Hoe we de gevaren van internet zouden moeten voorkomen zou ik op dit moment niet weten, maar voor  betreft  het financiële systeem heb ik wel een idee. In 2012 heb ik mijn gedachten daarvoor uiteengezet in mijn boek: Voor niets gaat de zon op, blauwdruk voor een waardige wereld. Omdat ik niet deskundig ben op het gebed van economie heb ik het desbetreffende hoofdstuk voorafgaand aan de publicatie voorgelegd aan twee vooraanstaande experts: Herman Wijffels (ex-voorzitter Rabo bank) en Peter Blom, voorzitter RvB Triodosbank). Beiden kwamen tot de conclusie dat ik geen onzin had geschreven, al waren ze het niet in alle opzichte met me eens.

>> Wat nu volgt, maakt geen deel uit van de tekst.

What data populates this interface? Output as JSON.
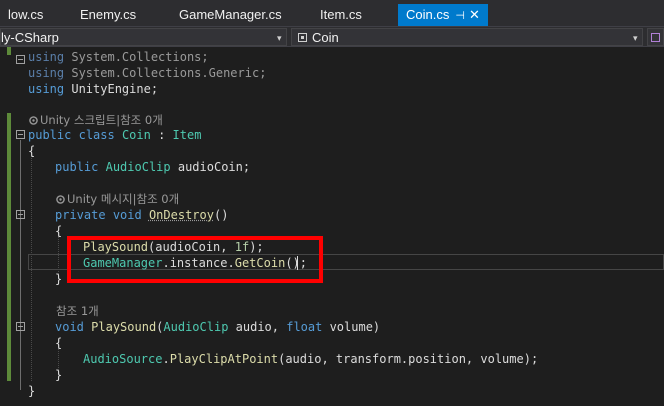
{
  "tabs": [
    {
      "label": "low.cs"
    },
    {
      "label": "Enemy.cs"
    },
    {
      "label": "GameManager.cs"
    },
    {
      "label": "Item.cs"
    },
    {
      "label": "Coin.cs",
      "pin_glyph": "⊣",
      "close_glyph": "✕"
    }
  ],
  "nav": {
    "project": "ly-CSharp",
    "class": "Coin",
    "dropdown_glyph": "▾"
  },
  "code": {
    "l1": {
      "kw": "using",
      "rest": " System.Collections;"
    },
    "l2": {
      "kw": "using",
      "rest": " System.Collections.Generic;"
    },
    "l3": {
      "kw": "using",
      "rest": " UnityEngine;"
    },
    "lens1": "Unity 스크립트|참조 0개",
    "l5": {
      "kw1": "public",
      "kw2": "class",
      "name": "Coin",
      "sep": " : ",
      "base": "Item"
    },
    "l6": "{",
    "l7": {
      "kw": "public",
      "type": "AudioClip",
      "rest": " audioCoin;"
    },
    "lens2": "Unity 메시지|참조 0개",
    "l9": {
      "kw1": "private",
      "kw2": "void",
      "name": "OnDestroy",
      "rest": "()"
    },
    "l10": "{",
    "l11": {
      "fn": "PlaySound",
      "p1": "(audioCoin, ",
      "num": "1f",
      "p2": ");"
    },
    "l12": {
      "type": "GameManager",
      "mid": ".instance.",
      "fn": "GetCoin",
      "rest": "();"
    },
    "l13": "}",
    "lens3": "참조 1개",
    "l15": {
      "kw": "void",
      "fn": "PlaySound",
      "p1": "(",
      "type": "AudioClip",
      "p2": " audio, ",
      "kw2": "float",
      "p3": " volume)"
    },
    "l16": "{",
    "l17": {
      "type": "AudioSource",
      "dot": ".",
      "fn": "PlayClipAtPoint",
      "rest": "(audio, transform.position, volume);"
    },
    "l18": "}",
    "l19": "}"
  },
  "colors": {
    "background": "#1e1e1e",
    "keyword": "#569cd6",
    "type": "#4ec9b0",
    "method": "#dcdcaa",
    "number": "#b5cea8",
    "active_tab": "#007acc",
    "highlight_box": "#ff0000",
    "changed_margin": "#5d8a3a"
  },
  "icons": {
    "codelens": "gear-icon",
    "class": "class-icon"
  }
}
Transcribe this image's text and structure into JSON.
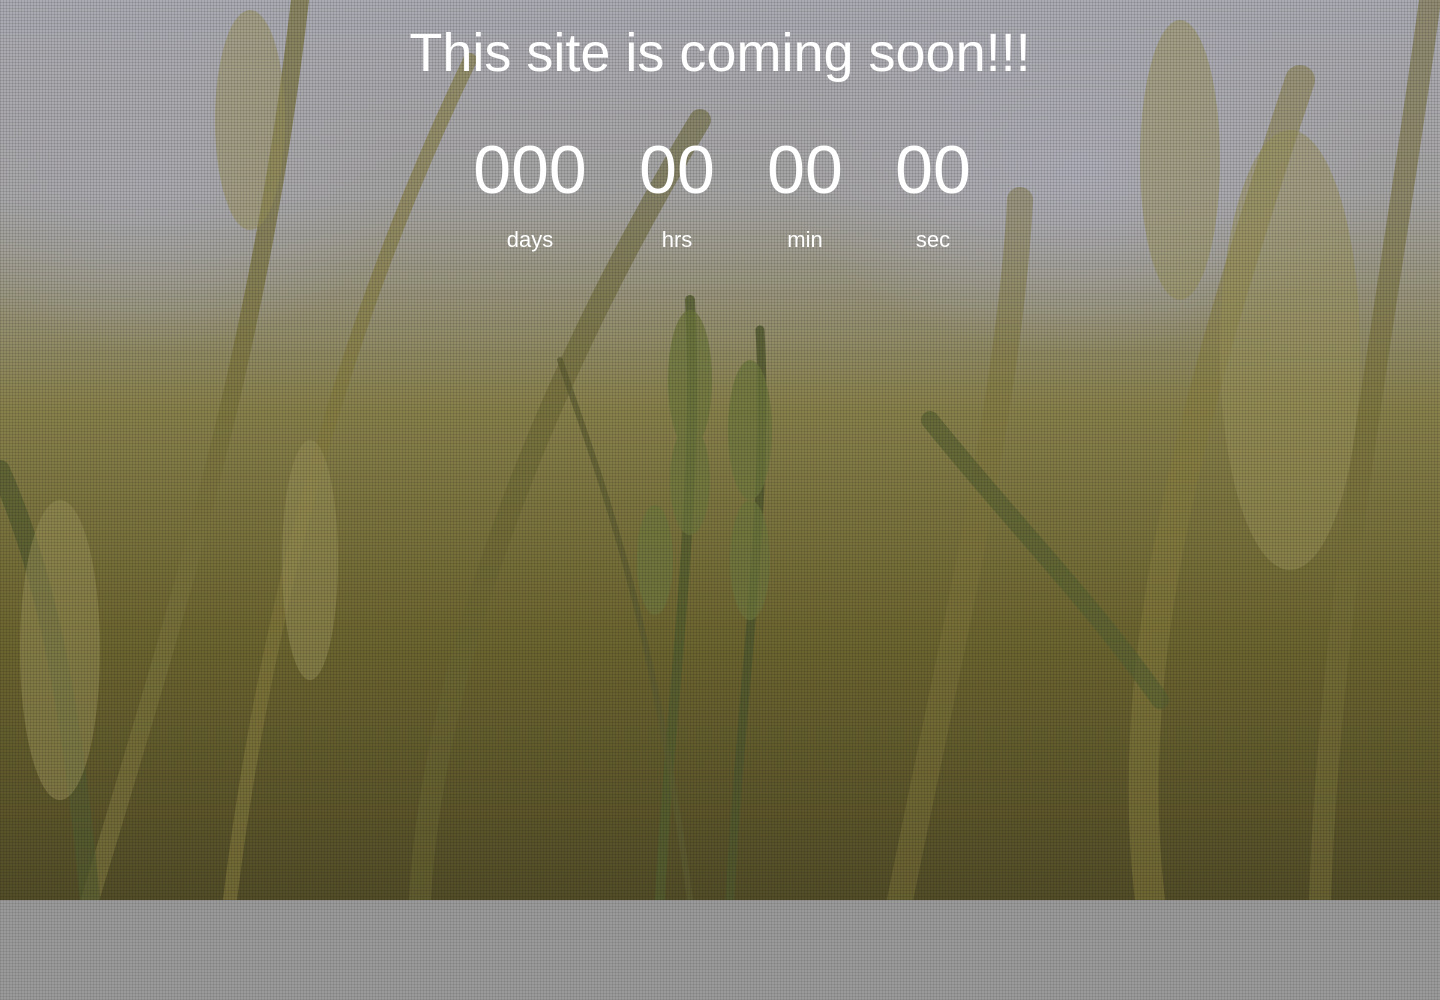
{
  "page": {
    "title": "This site is coming soon!!!"
  },
  "countdown": {
    "days": {
      "value": "000",
      "label": "days"
    },
    "hours": {
      "value": "00",
      "label": "hrs"
    },
    "minutes": {
      "value": "00",
      "label": "min"
    },
    "seconds": {
      "value": "00",
      "label": "sec"
    }
  },
  "colors": {
    "text": "#ffffff",
    "page_background": "#9a9a9a"
  },
  "background_image": {
    "subject": "wheat-field-photo"
  }
}
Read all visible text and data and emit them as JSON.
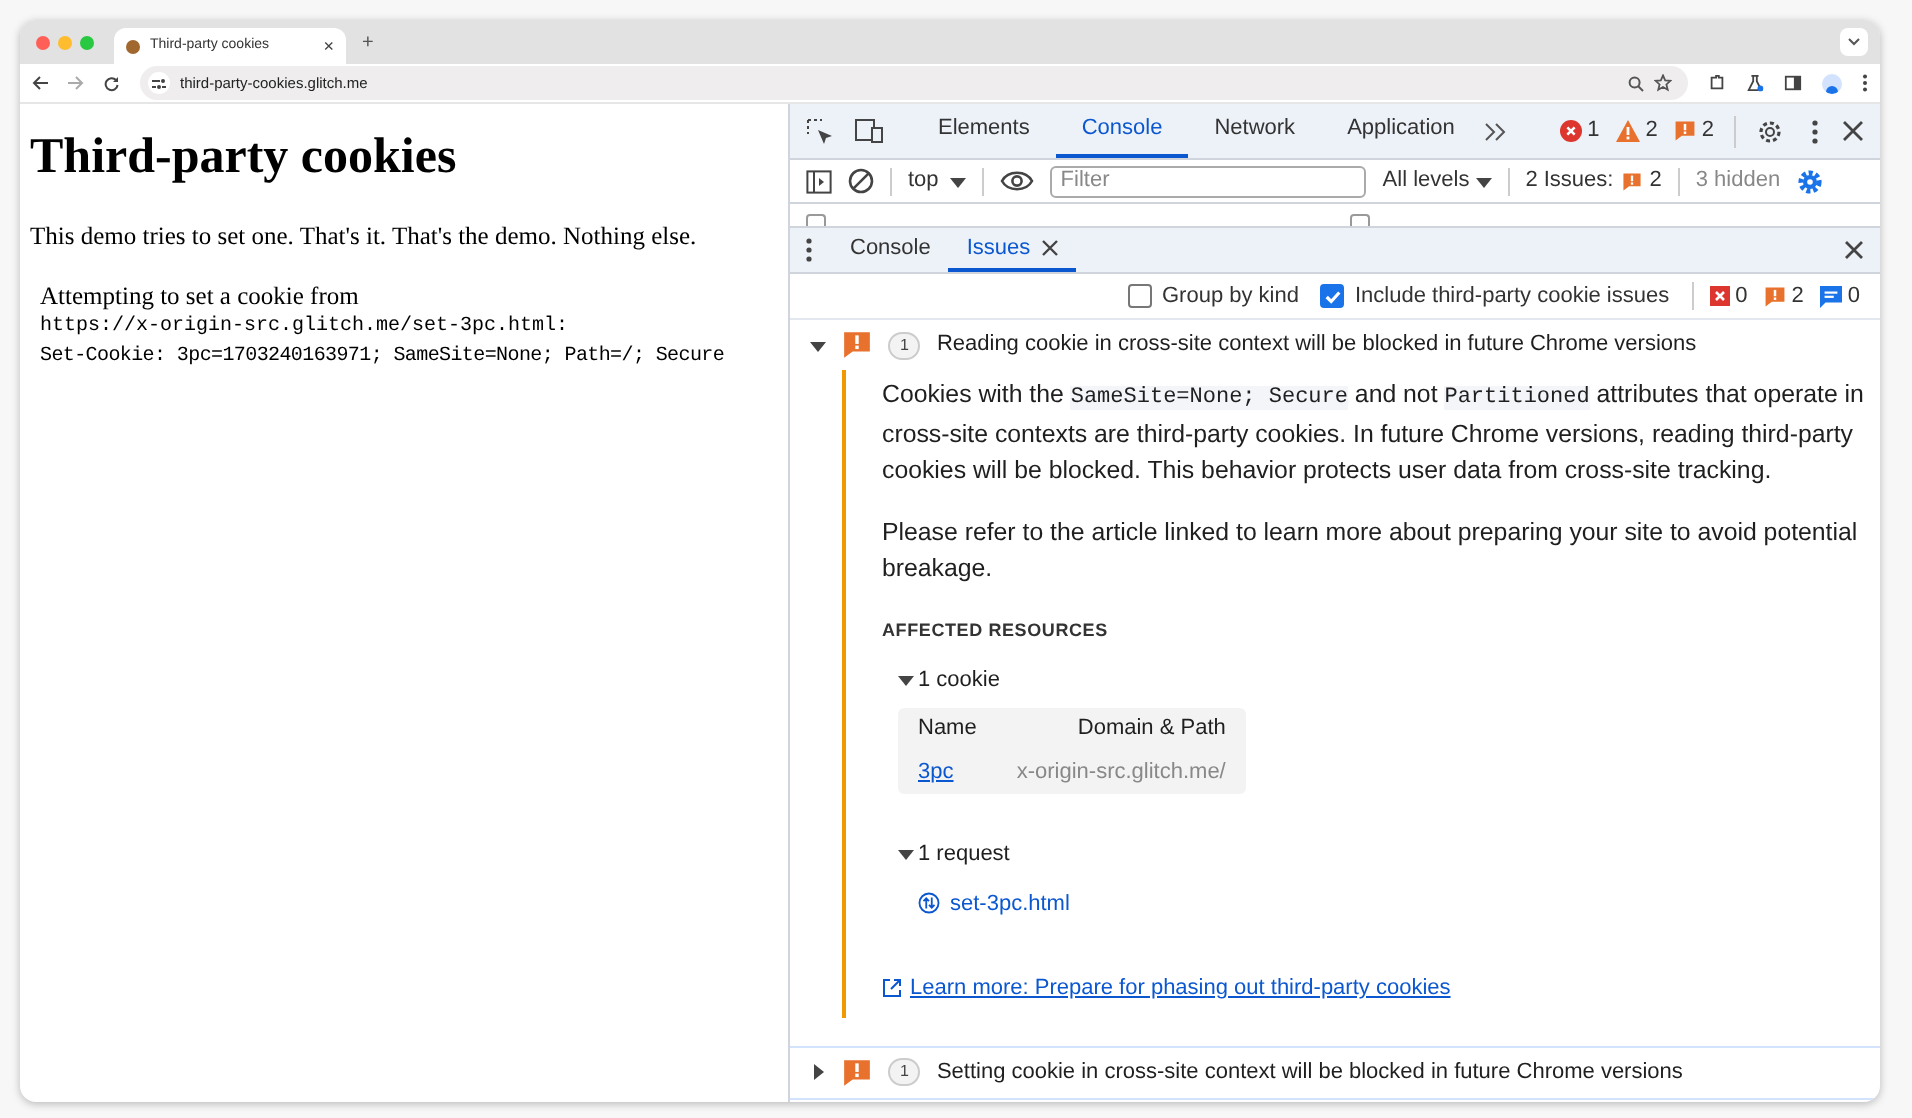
{
  "browser": {
    "tab_title": "Third-party cookies",
    "tab_close": "×",
    "new_tab": "+",
    "url": "third-party-cookies.glitch.me"
  },
  "page": {
    "heading": "Third-party cookies",
    "paragraph": "This demo tries to set one. That's it. That's the demo. Nothing else.",
    "attempt_text": "Attempting to set a cookie from",
    "attempt_url": "https://x-origin-src.glitch.me/set-3pc.html:",
    "set_cookie": "Set-Cookie: 3pc=1703240163971; SameSite=None; Path=/; Secure"
  },
  "devtools": {
    "panels": [
      {
        "label": "Elements",
        "selected": false
      },
      {
        "label": "Console",
        "selected": true
      },
      {
        "label": "Network",
        "selected": false
      },
      {
        "label": "Application",
        "selected": false
      }
    ],
    "counts": [
      {
        "kind": "error",
        "count": "1"
      },
      {
        "kind": "warning",
        "count": "2"
      },
      {
        "kind": "issue",
        "count": "2"
      }
    ]
  },
  "console_toolbar": {
    "context": "top",
    "filter_placeholder": "Filter",
    "levels": "All levels",
    "issues_label": "2 Issues:",
    "issues_count": "2",
    "hidden": "3 hidden"
  },
  "partial_row_checkboxes": [
    {
      "checked": false
    },
    {
      "checked": false
    }
  ],
  "drawer_tabs": [
    {
      "label": "Console",
      "selected": false,
      "closable": false
    },
    {
      "label": "Issues",
      "selected": true,
      "closable": true
    }
  ],
  "issues_toolbar": {
    "options": [
      {
        "label": "Group by kind",
        "checked": false
      },
      {
        "label": "Include third-party cookie issues",
        "checked": true
      }
    ],
    "counts": [
      {
        "kind": "error",
        "count": "0"
      },
      {
        "kind": "issue",
        "count": "2"
      },
      {
        "kind": "info",
        "count": "0"
      }
    ]
  },
  "issues": [
    {
      "count": "1",
      "title": "Reading cookie in cross-site context will be blocked in future Chrome versions",
      "expanded": true,
      "description": [
        {
          "kind": "text",
          "text": "Cookies with the "
        },
        {
          "kind": "code",
          "text": "SameSite=None; Secure"
        },
        {
          "kind": "text",
          "text": " and not "
        },
        {
          "kind": "code",
          "text": "Partitioned"
        },
        {
          "kind": "text",
          "text": " attributes that operate in cross-site contexts are third-party cookies. In future Chrome versions, reading third-party cookies will be blocked. This behavior protects user data from cross-site tracking."
        }
      ],
      "note": "Please refer to the article linked to learn more about preparing your site to avoid potential breakage.",
      "affected_heading": "AFFECTED RESOURCES",
      "cookies": {
        "label": "1 cookie",
        "expanded": true,
        "columns": [
          "Name",
          "Domain & Path"
        ],
        "rows": [
          [
            "3pc",
            "x-origin-src.glitch.me/"
          ]
        ]
      },
      "requests": {
        "label": "1 request",
        "expanded": true,
        "items": [
          "set-3pc.html"
        ]
      },
      "learn_more": "Learn more: Prepare for phasing out third-party cookies"
    },
    {
      "count": "1",
      "title": "Setting cookie in cross-site context will be blocked in future Chrome versions",
      "expanded": false
    }
  ]
}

Het voert te ver om alle maatregelen die ik daar heb genoemd hier te herhalen, maar ik wil er twee uitlichten. In de eerste plaats vind ik dat het eigen vermogen van banken verhoogd moet worden tot tenminste  20 % van hun balanstotaal. Dit eigen vermogen was in 2008 2-3 %, wordt nu verhoogd tot 4 % en gestreefd wordt naar het ophogen tot 7 % in 2019. Een lachertje; te weinig en te laat. Volgens het Sustainable Finance Lab zou het minstens 12-15 % moeten zijn; andere deskundigen noemen percentages van 20-30 %. Dat zal zonder politieke en maatschappelijke druk niet gebeuren, want dat zal het rendement van banken tot onder de 10 % doen dalen. Daar zijn banken uiteraard niet voor, want wie doet er vandaag de dag nog zaken voor een armzalige 9 %? Dus: hef uw machtige arm!

Terzijde: Voor een werkelijk verfrissende kijk op de economie van vandaag: lees de nieuwe minister van financiën van Griekenland in de Guardian: https://www.theguardian.com/news/2015/feb/18/yanis-varoufakis-how-i-became-an-erratic-marxist. Geen makkelijk artikel, dus het vergt enig doorzettingsvermogen.

Een tweede maatregel ligt op het gebied van belastingen. Daarover een volgende keer. Als de volgende crisis tenminste niet intussen al is uitgebroken.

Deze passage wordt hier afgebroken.